The U.S. Department of the Interior has preserved her works in two collections — Amerindian Circle and Indian Arts and Crafts Board, both located in Washington, DC. She also has works in the permanent collections of the Heard Museum of Phoenix; the Philbrook Museum in Tulsa; the Southeast Missouri State University Museum at Cape Girardeau, Missouri; the Southern Plains Indian Museum in Anadarko, Oklahoma; and the Wheelwright Museum in Santa Fe, as well as in private collections.
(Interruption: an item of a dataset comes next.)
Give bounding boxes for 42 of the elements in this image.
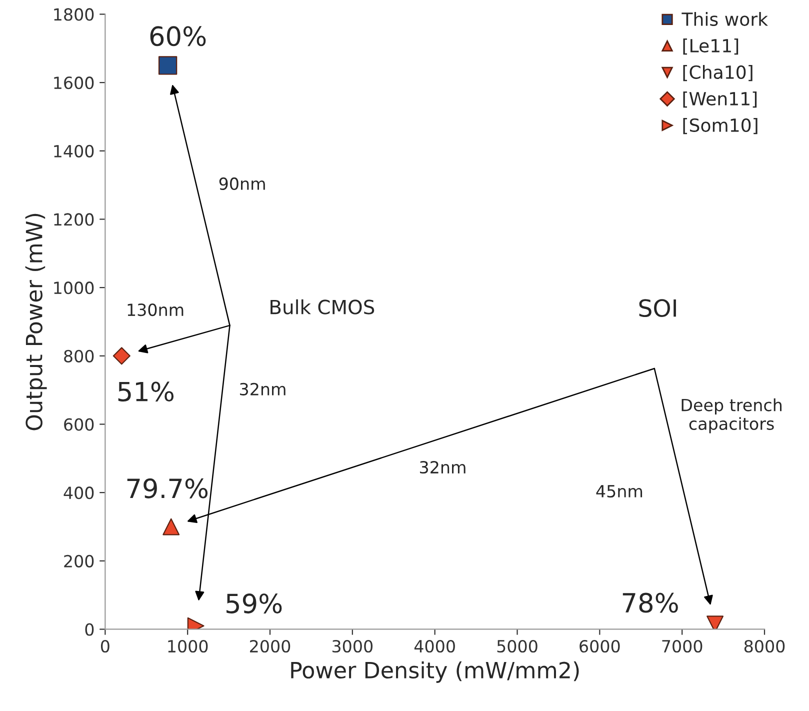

In 2008, the Institute of American Indian Arts hosted a retrospective of her works, Valjean McCarty Hessing Honored, and her painting The Black Hat was featured on the cover of The Santa Fe New Mexican's issue of February 1, 2008. In 2012, her work Some Died along the Way (1969) was one of the pieces exhibited from the James T. Bialac Native American Art Collection acquired by the Fred Jones Jr. Museum of Art in Norman, Oklahoma. In 2019, she was among the women artists featured in the Five Civilized Tribes Museum's Women of the Five Civilized Tribes Exhibit.